MLB: Kansas City Royals at Cleveland Indians Scott R. Galvin-USA TODAY Sports

Seventeen years after last toppling it, baseball has broken the single-season home run record with weeks to spare before the season wraps.

With a home run from the Royals’ Alex Gordon against the Blue Jays on Tuesday night, the league has officially surpassed the record and has plenty more games to go to continue adding to the tally.

Detroit’s Alex Presley was the batter to tie the record, which might be the most obscure fact you could possibly need to know for a trivia round in the future.

All season there have been signs that the current record of 5,693 total dingers for the year would be broken, with the (alleged) alteration of baseballs and the hot bats of players like Aaron Judge, Cody Bellinger, Giancarlo Stanton, and J.D. Martinez, plus the late-season boost from newcomers like Rhys Hoskins and Matt Olson.

The home run rates have been rising for more than two years now — since the 2015 All-Star break — but this year’s home runs per game rate will shatter the previous record. The rate is currently at 2.52 home runs per game (1.26 per team), which compared to 2000’s record rate of 2.34 per game (1.17 per team) is a significant increase.

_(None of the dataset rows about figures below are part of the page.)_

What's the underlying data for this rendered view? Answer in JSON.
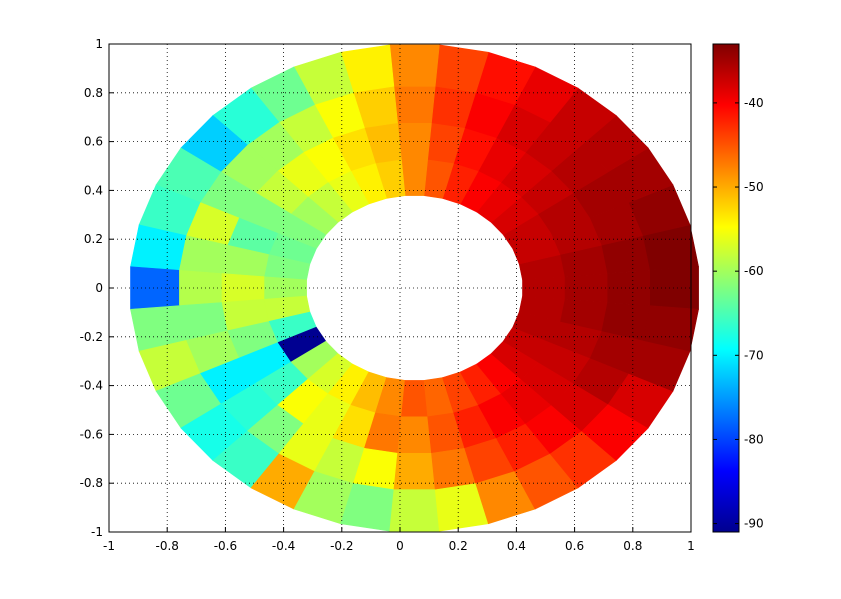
{
  "chart_data": {
    "type": "heatmap",
    "subtype": "polar-annulus",
    "title": "",
    "xlabel": "",
    "ylabel": "",
    "xlim": [
      -1,
      1
    ],
    "ylim": [
      -1,
      1
    ],
    "xticks": [
      "-1",
      "-0.8",
      "-0.6",
      "-0.4",
      "-0.2",
      "0",
      "0.2",
      "0.4",
      "0.6",
      "0.8",
      "1"
    ],
    "yticks": [
      "1",
      "0.8",
      "0.6",
      "0.4",
      "0.2",
      "0",
      "-0.2",
      "-0.4",
      "-0.6",
      "-0.8",
      "-1"
    ],
    "grid": "dotted",
    "colormap": "jet",
    "clim": [
      -91,
      -33
    ],
    "colorbar_position": "right",
    "colorbar_ticks": [
      "-40",
      "-50",
      "-60",
      "-70",
      "-80",
      "-90"
    ],
    "ring_radii": [
      0.38,
      0.53,
      0.68,
      0.83,
      1.0
    ],
    "ring_x_scale": 0.98,
    "ring_x_offset": 0.05,
    "sector_count": 36,
    "sector_step_deg": 10,
    "values_by_ring": [
      [
        -36,
        -36,
        -37,
        -37,
        -38,
        -39,
        -40,
        -42,
        -45,
        -48,
        -52,
        -54,
        -56,
        -58,
        -60,
        -62,
        -63,
        -62,
        -60,
        -58,
        -66,
        -90,
        -60,
        -57,
        -54,
        -51,
        -48,
        -45,
        -46,
        -44,
        -42,
        -40,
        -38,
        -37,
        -36,
        -36
      ],
      [
        -35,
        -35,
        -36,
        -36,
        -37,
        -38,
        -39,
        -41,
        -44,
        -48,
        -51,
        -53,
        -55,
        -56,
        -58,
        -62,
        -64,
        -60,
        -57,
        -58,
        -62,
        -70,
        -66,
        -55,
        -56,
        -53,
        -47,
        -48,
        -45,
        -42,
        -40,
        -39,
        -38,
        -37,
        -36,
        -35
      ],
      [
        -34,
        -34,
        -35,
        -35,
        -36,
        -37,
        -38,
        -40,
        -43,
        -47,
        -52,
        -55,
        -58,
        -60,
        -60,
        -62,
        -57,
        -60,
        -59,
        -62,
        -60,
        -70,
        -67,
        -62,
        -56,
        -58,
        -55,
        -50,
        -47,
        -44,
        -42,
        -40,
        -38,
        -36,
        -35,
        -34
      ],
      [
        -33,
        -33,
        -34,
        -35,
        -36,
        -37,
        -39,
        -41,
        -44,
        -48,
        -54,
        -58,
        -63,
        -67,
        -72,
        -65,
        -66,
        -70,
        -78,
        -62,
        -58,
        -63,
        -68,
        -66,
        -50,
        -60,
        -62,
        -58,
        -56,
        -48,
        -45,
        -43,
        -40,
        -38,
        -35,
        -34
      ]
    ]
  }
}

Over the last three seasons, since a significant low in 2014, the home run rate has increased by a whopping 47 percent.

According to NBC Sports, Commissioner Rob Manfred continues to deny any significant changes to baseballs but doesn’t have a specific reason for all the extra dingers this year.

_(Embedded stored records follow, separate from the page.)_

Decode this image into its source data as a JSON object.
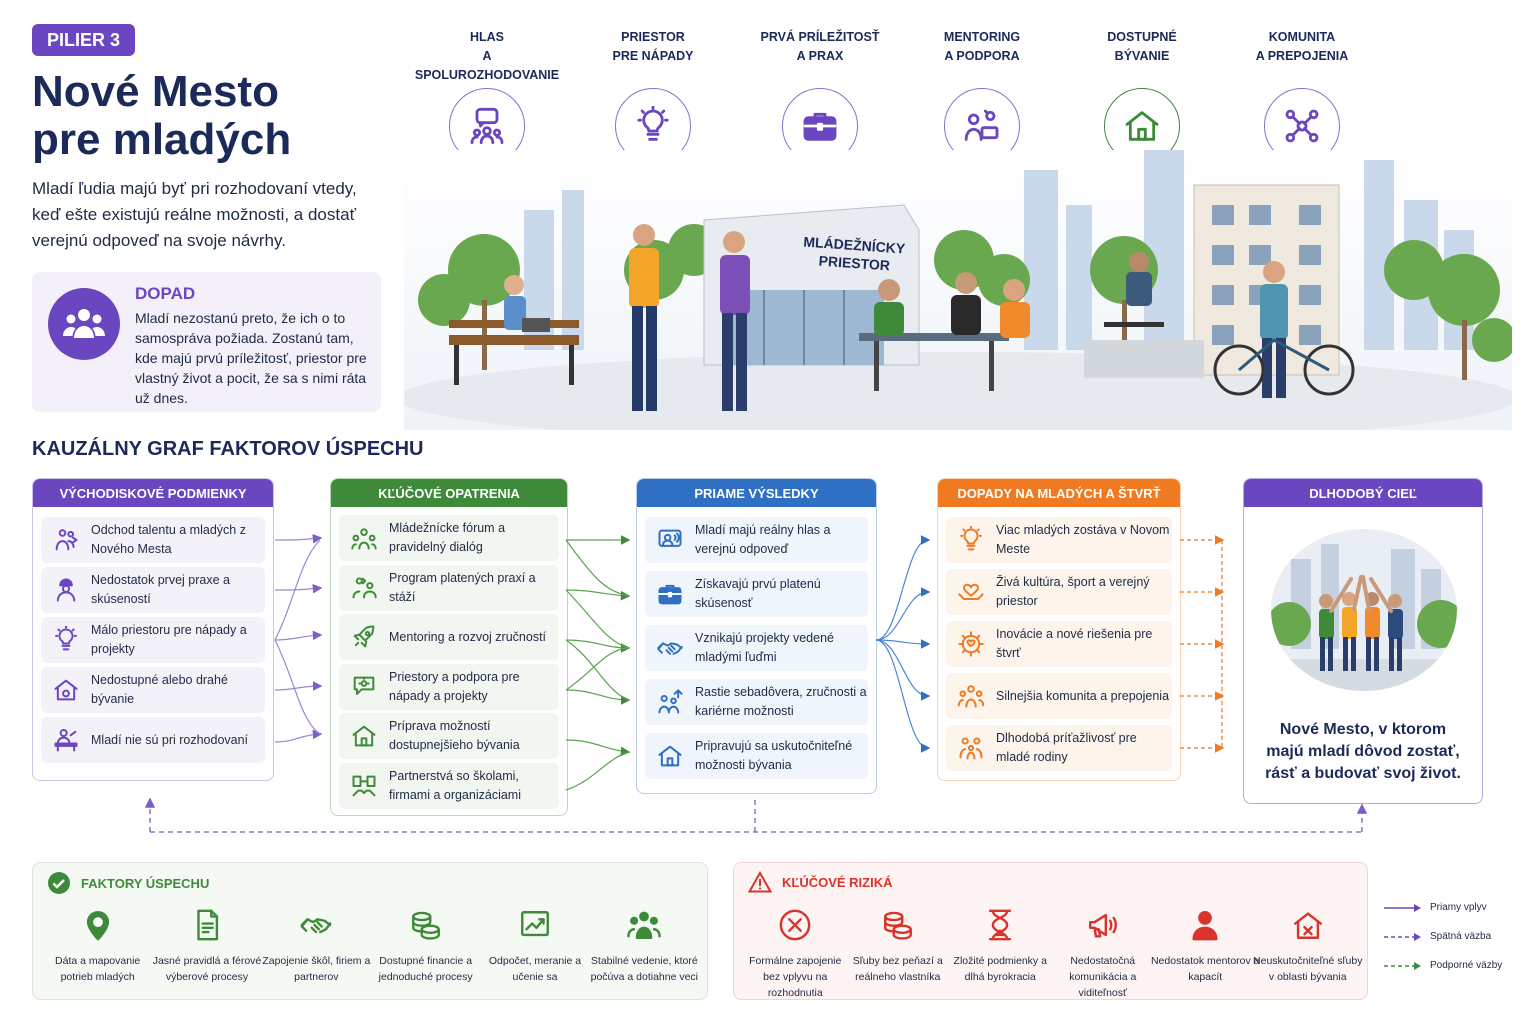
{
  "header": {
    "pill": "PILIER 3",
    "title_line1": "Nové Mesto",
    "title_line2": "pre mladých",
    "lead": "Mladí ľudia majú byť pri rozhodovaní vtedy, keď ešte existujú reálne možnosti, a dostať verejnú odpoveď na svoje návrhy."
  },
  "impact": {
    "title": "DOPAD",
    "text": "Mladí nezostanú preto, že ich o to samospráva požiada. Zostanú tam, kde majú prvú príležitosť, priestor pre vlastný život a pocit, že sa s nimi ráta už dnes."
  },
  "pillars": [
    {
      "label": "HLAS\nA SPOLUROZHODOVANIE",
      "icon": "chat-people-icon"
    },
    {
      "label": "PRIESTOR\nPRE NÁPADY",
      "icon": "lightbulb-icon"
    },
    {
      "label": "PRVÁ PRÍLEŽITOSŤ\nA PRAX",
      "icon": "briefcase-icon"
    },
    {
      "label": "MENTORING\nA PODPORA",
      "icon": "mentor-icon"
    },
    {
      "label": "DOSTUPNÉ\nBÝVANIE",
      "icon": "house-icon"
    },
    {
      "label": "KOMUNITA\nA PREPOJENIA",
      "icon": "network-icon"
    }
  ],
  "scene": {
    "building_sign_line1": "MLÁDEŽNÍCKY",
    "building_sign_line2": "PRIESTOR"
  },
  "graph_title": "KAUZÁLNY GRAF FAKTOROV ÚSPECHU",
  "columns": [
    {
      "title": "Východiskové podmienky",
      "color": "#6b46c1",
      "light": "#f4f2f9",
      "items": [
        {
          "text": "Odchod talentu a mladých z Nového Mesta",
          "icon": "people-leaving-icon"
        },
        {
          "text": "Nedostatok prvej praxe a skúseností",
          "icon": "worker-icon"
        },
        {
          "text": "Málo priestoru pre nápady a projekty",
          "icon": "lightbulb-icon"
        },
        {
          "text": "Nedostupné alebo drahé bývanie",
          "icon": "house-coin-icon"
        },
        {
          "text": "Mladí nie sú pri rozhodovaní",
          "icon": "person-desk-icon"
        }
      ]
    },
    {
      "title": "Kľúčové opatrenia",
      "color": "#3f8a3a",
      "light": "#f2f6f0",
      "items": [
        {
          "text": "Mládežnícke fórum a pravidelný dialóg",
          "icon": "forum-icon"
        },
        {
          "text": "Program platených praxí a stáží",
          "icon": "internship-icon"
        },
        {
          "text": "Mentoring a rozvoj zručností",
          "icon": "rocket-icon"
        },
        {
          "text": "Priestory a podpora pre nápady a projekty",
          "icon": "idea-chat-icon"
        },
        {
          "text": "Príprava možností dostupnejšieho bývania",
          "icon": "house-icon"
        },
        {
          "text": "Partnerstvá so školami, firmami a organizáciami",
          "icon": "partnership-icon"
        }
      ]
    },
    {
      "title": "Priame výsledky",
      "color": "#2f6fc4",
      "light": "#f0f5fb",
      "items": [
        {
          "text": "Mladí majú reálny hlas a verejnú odpoveď",
          "icon": "voice-icon"
        },
        {
          "text": "Získavajú prvú platenú skúsenosť",
          "icon": "briefcase-icon"
        },
        {
          "text": "Vznikajú projekty vedené mladými ľuďmi",
          "icon": "handshake-icon"
        },
        {
          "text": "Rastie sebadôvera, zručnosti a kariérne možnosti",
          "icon": "growth-people-icon"
        },
        {
          "text": "Pripravujú sa uskutočniteľné možnosti bývania",
          "icon": "house-icon"
        }
      ]
    },
    {
      "title": "Dopady na mladých a štvrť",
      "color": "#f07a22",
      "light": "#fdf4ec",
      "items": [
        {
          "text": "Viac mladých zostáva v Novom Meste",
          "icon": "lightbulb-icon"
        },
        {
          "text": "Živá kultúra, šport a verejný priestor",
          "icon": "heart-hands-icon"
        },
        {
          "text": "Inovácie a nové riešenia pre štvrť",
          "icon": "gear-heart-icon"
        },
        {
          "text": "Silnejšia komunita a prepojenia",
          "icon": "community-icon"
        },
        {
          "text": "Dlhodobá príťažlivosť pre mladé rodiny",
          "icon": "family-icon"
        }
      ]
    }
  ],
  "goal": {
    "title": "DLHODOBÝ CIEĽ",
    "text_line1": "Nové Mesto, v ktorom",
    "text_line2": "majú mladí dôvod zostať,",
    "text_line3": "rásť a budovať svoj život."
  },
  "success": {
    "title": "FAKTORY ÚSPECHU",
    "color": "#3f8a3a",
    "items": [
      {
        "text": "Dáta a mapovanie potrieb mladých",
        "icon": "location-pin-icon"
      },
      {
        "text": "Jasné pravidlá a férové výberové procesy",
        "icon": "document-icon"
      },
      {
        "text": "Zapojenie škôl, firiem a partnerov",
        "icon": "handshake-icon"
      },
      {
        "text": "Dostupné financie a jednoduché procesy",
        "icon": "coins-icon"
      },
      {
        "text": "Odpočet, meranie a učenie sa",
        "icon": "chart-icon"
      },
      {
        "text": "Stabilné vedenie, ktoré počúva a dotiahne veci",
        "icon": "team-icon"
      }
    ]
  },
  "risks": {
    "title": "KĽÚČOVÉ RIZIKÁ",
    "color": "#d9342b",
    "items": [
      {
        "text": "Formálne zapojenie bez vplyvu na rozhodnutia",
        "icon": "cross-circle-icon"
      },
      {
        "text": "Sľuby bez peňazí a reálneho vlastníka",
        "icon": "coins-icon"
      },
      {
        "text": "Zložité podmienky a dlhá byrokracia",
        "icon": "hourglass-icon"
      },
      {
        "text": "Nedostatočná komunikácia a viditeľnosť",
        "icon": "megaphone-icon"
      },
      {
        "text": "Nedostatok mentorov a kapacít",
        "icon": "person-icon"
      },
      {
        "text": "Neuskutočniteľné sľuby v oblasti bývania",
        "icon": "house-cross-icon"
      }
    ]
  },
  "legend": [
    {
      "label": "Priamy vplyv",
      "color": "#6b46c1"
    },
    {
      "label": "Spätná väzba",
      "color": "#6b46c1"
    },
    {
      "label": "Podporné väzby",
      "color": "#3f8a3a"
    }
  ]
}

“I don’t think that we are ever going to have a single explanation for exactly why we’ve see so many. But players are bigger and stronger. They’re playing a little differently, in terms of the way they swing. Pitchers throw harder. The one thing I remain comfortable with: Nothing about the baseball, according to our testing, is materially different.”

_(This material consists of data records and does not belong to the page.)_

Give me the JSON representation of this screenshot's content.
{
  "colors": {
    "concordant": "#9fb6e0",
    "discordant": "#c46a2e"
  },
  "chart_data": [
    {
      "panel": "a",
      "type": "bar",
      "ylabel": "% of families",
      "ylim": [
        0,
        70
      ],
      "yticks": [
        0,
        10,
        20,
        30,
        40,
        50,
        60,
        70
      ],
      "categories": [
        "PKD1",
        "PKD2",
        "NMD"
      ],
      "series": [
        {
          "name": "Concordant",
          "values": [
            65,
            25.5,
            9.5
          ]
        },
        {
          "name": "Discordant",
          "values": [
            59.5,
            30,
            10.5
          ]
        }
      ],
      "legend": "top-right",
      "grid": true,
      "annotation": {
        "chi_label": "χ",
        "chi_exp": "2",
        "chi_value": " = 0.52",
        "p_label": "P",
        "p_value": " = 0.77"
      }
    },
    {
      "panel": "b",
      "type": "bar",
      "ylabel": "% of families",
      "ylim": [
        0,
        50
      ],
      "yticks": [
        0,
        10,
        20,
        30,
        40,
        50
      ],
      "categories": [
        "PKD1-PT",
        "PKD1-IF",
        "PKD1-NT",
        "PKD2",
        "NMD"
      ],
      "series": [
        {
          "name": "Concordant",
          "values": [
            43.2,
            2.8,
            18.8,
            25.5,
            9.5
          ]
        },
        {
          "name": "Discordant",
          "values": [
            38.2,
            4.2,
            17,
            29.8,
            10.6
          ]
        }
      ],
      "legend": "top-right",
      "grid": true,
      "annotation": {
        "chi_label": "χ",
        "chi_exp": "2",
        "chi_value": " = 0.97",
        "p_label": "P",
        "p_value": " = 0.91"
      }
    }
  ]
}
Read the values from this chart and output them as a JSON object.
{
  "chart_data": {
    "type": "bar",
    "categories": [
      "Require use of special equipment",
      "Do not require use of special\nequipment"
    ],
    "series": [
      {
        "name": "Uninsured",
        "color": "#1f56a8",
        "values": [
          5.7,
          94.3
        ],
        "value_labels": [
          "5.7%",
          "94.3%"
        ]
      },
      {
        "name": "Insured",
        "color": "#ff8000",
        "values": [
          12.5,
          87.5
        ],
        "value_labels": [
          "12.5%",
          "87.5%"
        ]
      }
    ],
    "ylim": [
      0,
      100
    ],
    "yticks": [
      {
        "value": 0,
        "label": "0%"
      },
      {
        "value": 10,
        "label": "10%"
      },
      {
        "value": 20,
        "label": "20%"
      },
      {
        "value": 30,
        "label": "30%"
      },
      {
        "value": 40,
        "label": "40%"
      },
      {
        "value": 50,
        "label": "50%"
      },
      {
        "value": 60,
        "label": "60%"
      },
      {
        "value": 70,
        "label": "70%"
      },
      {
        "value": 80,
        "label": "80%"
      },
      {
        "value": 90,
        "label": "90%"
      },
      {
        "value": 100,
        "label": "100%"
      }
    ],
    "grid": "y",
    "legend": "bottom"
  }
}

Of course the 2000 season matches up with the height of the Steroids Era, so suspicions arising now about what could be causing this increase isn’t very surprising.

Manfred also acknowledged that the the league could be missing something with its current testing guidelines but it’s are doing everything it can to make sure that isn’t happening and that the steady increase in the home run rate is happening through natural player strength.

With home runs across the league up, it’s no surprise that the number of players with a lot of home runs has also risen from last year. Before Tuesday night’s games started, 108 players had 20 home runs or more — no thanks to the Giants. That’s only three short of the 111 players with 20 home runs or more at the end of last season.

Before Tuesday, upwards of a dozen players were sitting at 18 or 19 home runs — including Boston’s Andrew Benintendi, Philadelphia’s Rhys Hoskins, and Detroit’s Ian Kinsler — so it’s safe to say that record will also fall before all is said and done.

Whatever the reason, with nearly two weeks left for more dingers to be added to the long ball ledger, this season won’t just break the record. It will shatter it completely. Home runs for everybody, with a home run cherry on top for good measure!